Keith Coventry, who like Hirst and Lucas featured in Charles Saatchi’s legendary Sensation show at the Royal Academy in 1997, created many objects in this period, two of which feature in this exhibition. Inhaler, 1998, appears at first glance to be a true-to-size plastic model of an asthma inhaler, however closer inspection reveals it has been adapted for a darker purpose; as an instrument for smoking crack cocaine. Meanwhile, White Abstract Painting Kit, 1995, is a box which contains everything needed to create one of Coventry’s celebrated white abstract paintings.

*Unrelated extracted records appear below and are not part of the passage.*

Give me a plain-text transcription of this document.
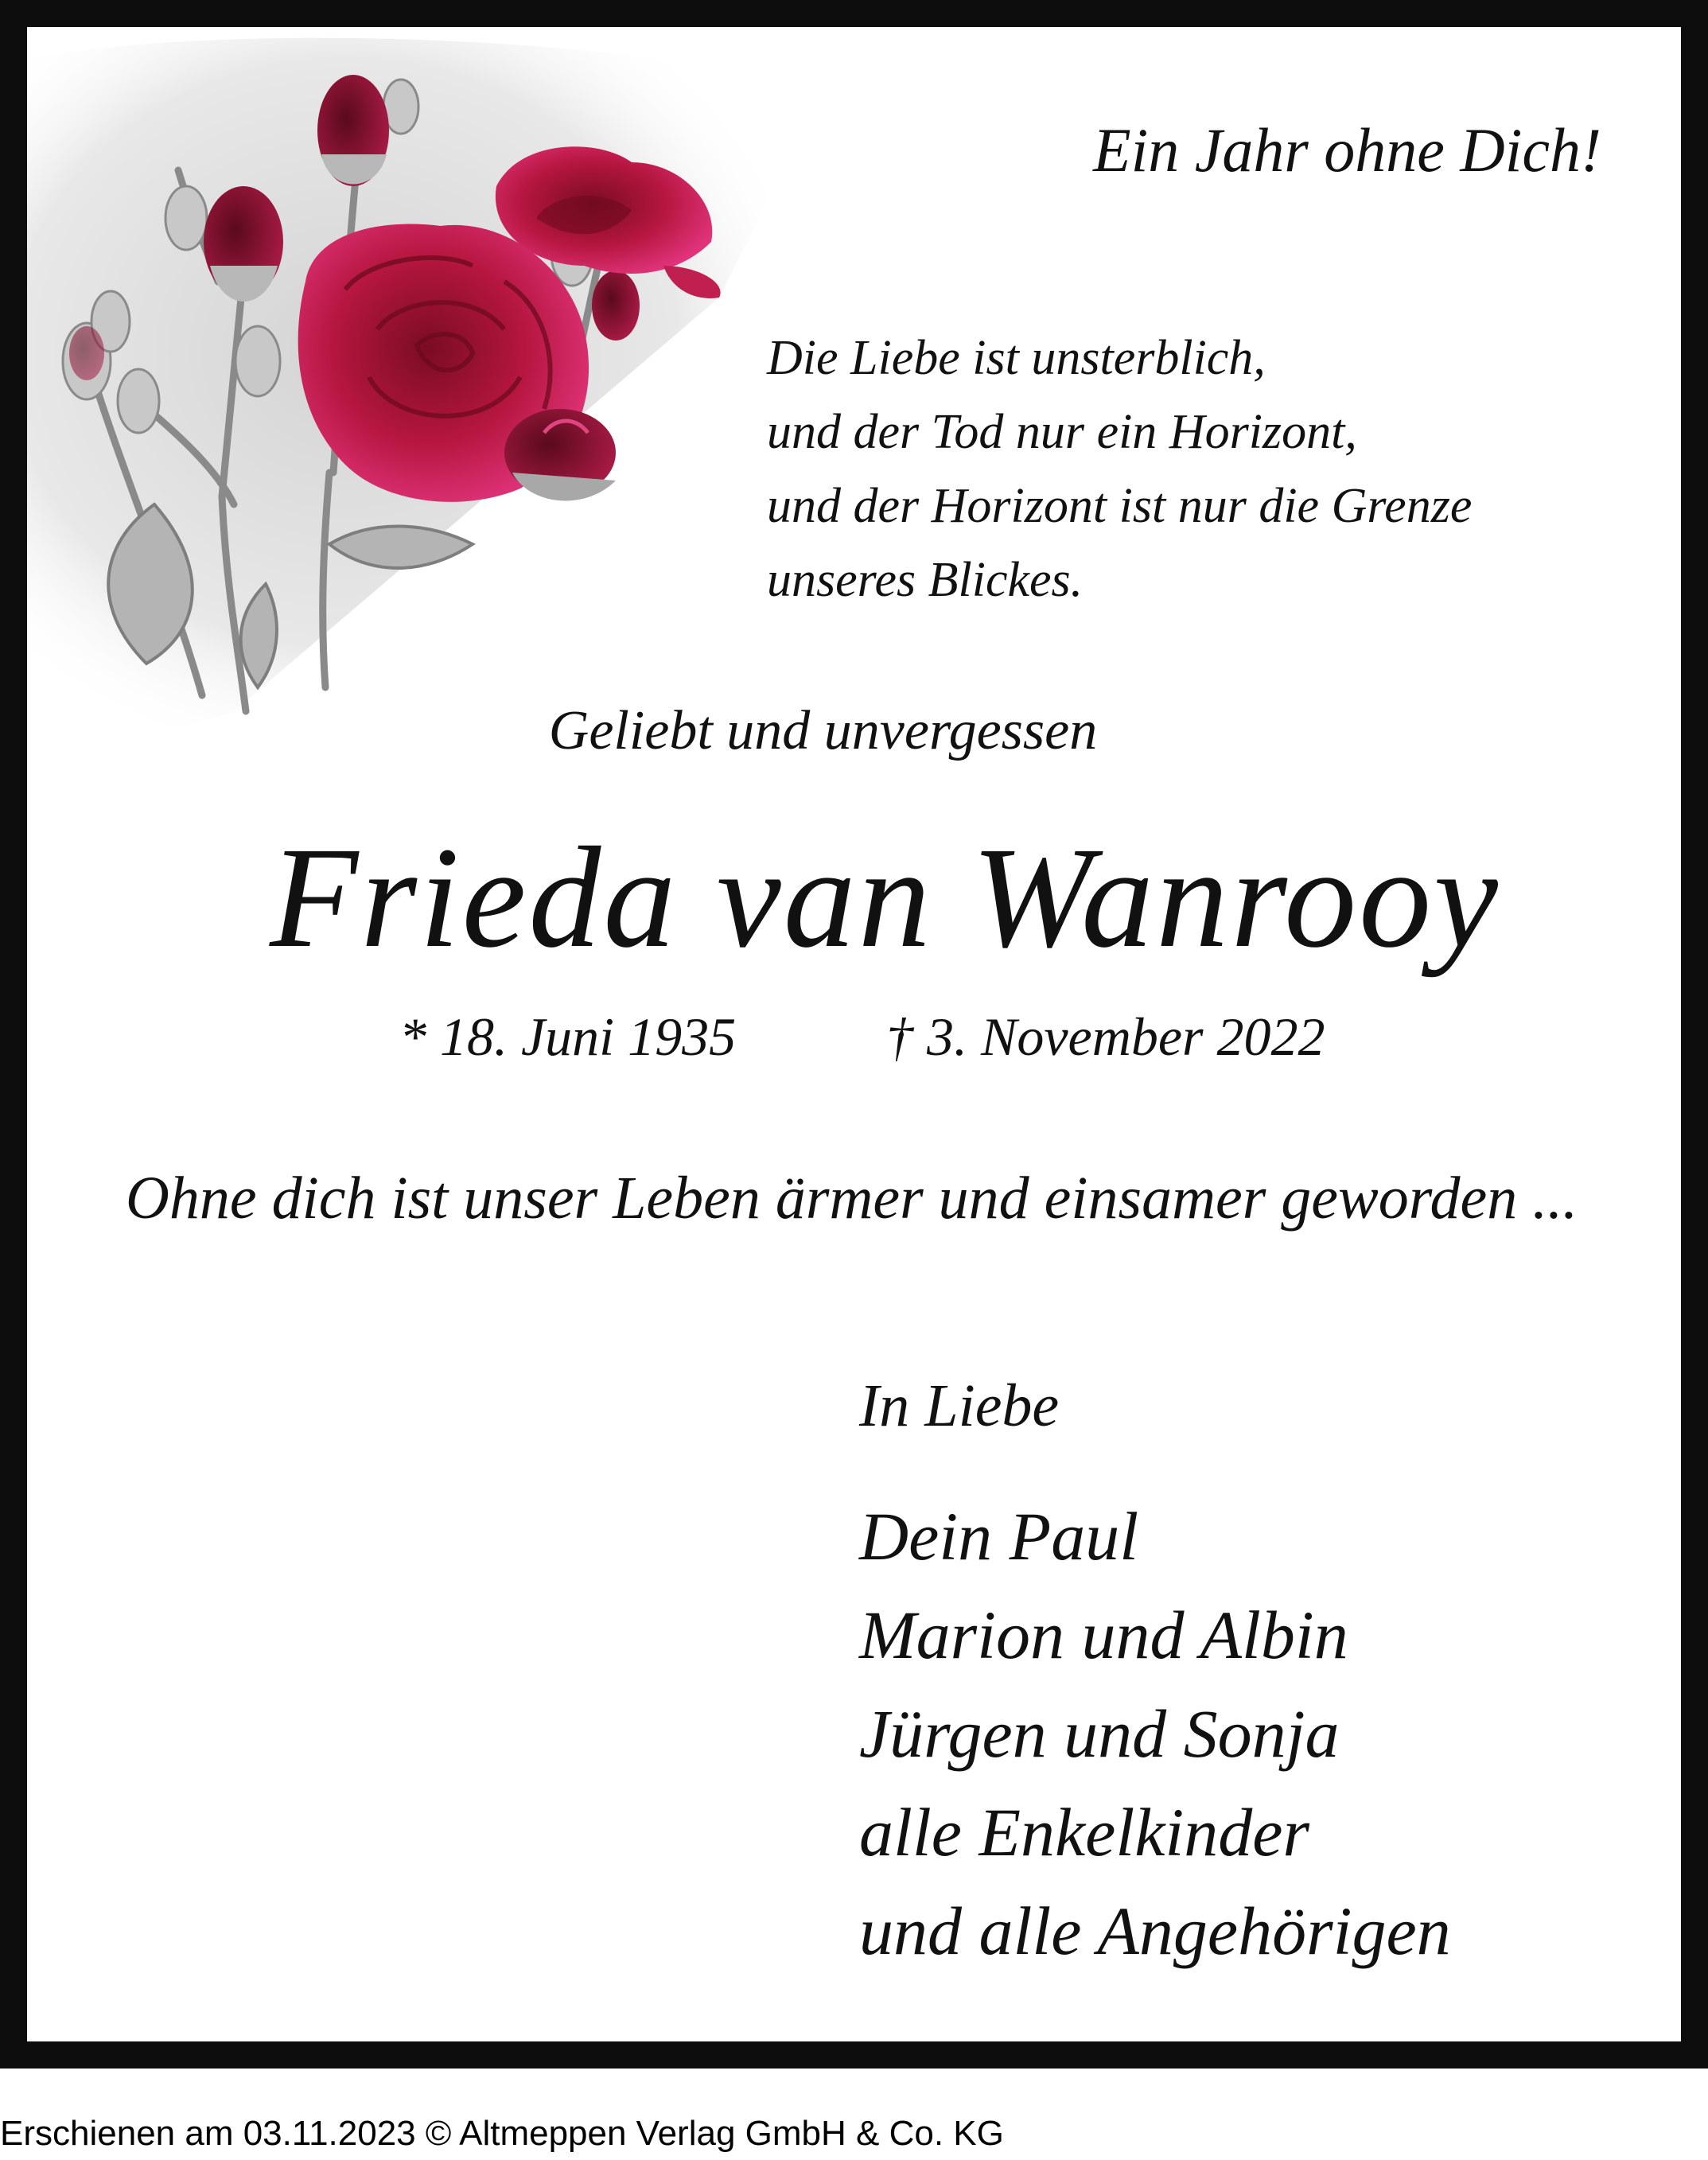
Ein Jahr ohne Dich!
Die Liebe ist unsterblich,
und der Tod nur ein Horizont,
und der Horizont ist nur die Grenze
unseres Blickes.
Geliebt und unvergessen
Frieda van Wanrooy
* 18. Juni 1935	† 3. November 2022
Ohne dich ist unser Leben ärmer und einsamer geworden ...
In Liebe
Dein Paul
Marion und Albin
Jürgen und Sonja
alle Enkelkinder
und alle Angehörigen
Erschienen am 03.11.2023 © Altmeppen Verlag GmbH & Co. KG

Other featured works include: Bring Me the Head of..., 1995, one of Jake and Dinos Chapman’s classic mannequin works; Gavin Turk’s £50, 2000, a silkscreened handkerchief with a fifty pound note; Jeremy Deller’s History of the World, 1997, a graphic and textual portrayal of the history, influence and context for acid house and brass band music shown in the form of a flow diagram; Tim Noble and Sue Webster’s hair dye boxes, Simply Natural, 2000.
Rack ‘em Up also includes editions by Richard Billingham, Mat Collishaw, Tracey Emin, Michael Landy, Sam Taylor-Johnson and Gillian Wearing, as well as photographs taken by Johnnie Shand Kydd, who documented the heady YBA scene of the 1990s in his book, Spitfire (1997).
Says Tabitha Philpott-Kent: “The 1990s were an incredible time for British art, and this show brings together most of the artists who came to be known as YBAs (Young British Artists). Although these editions were produced twenty or more years ago, they all retain a certain freshness and perfectly capture the fizz and vitality of the era.”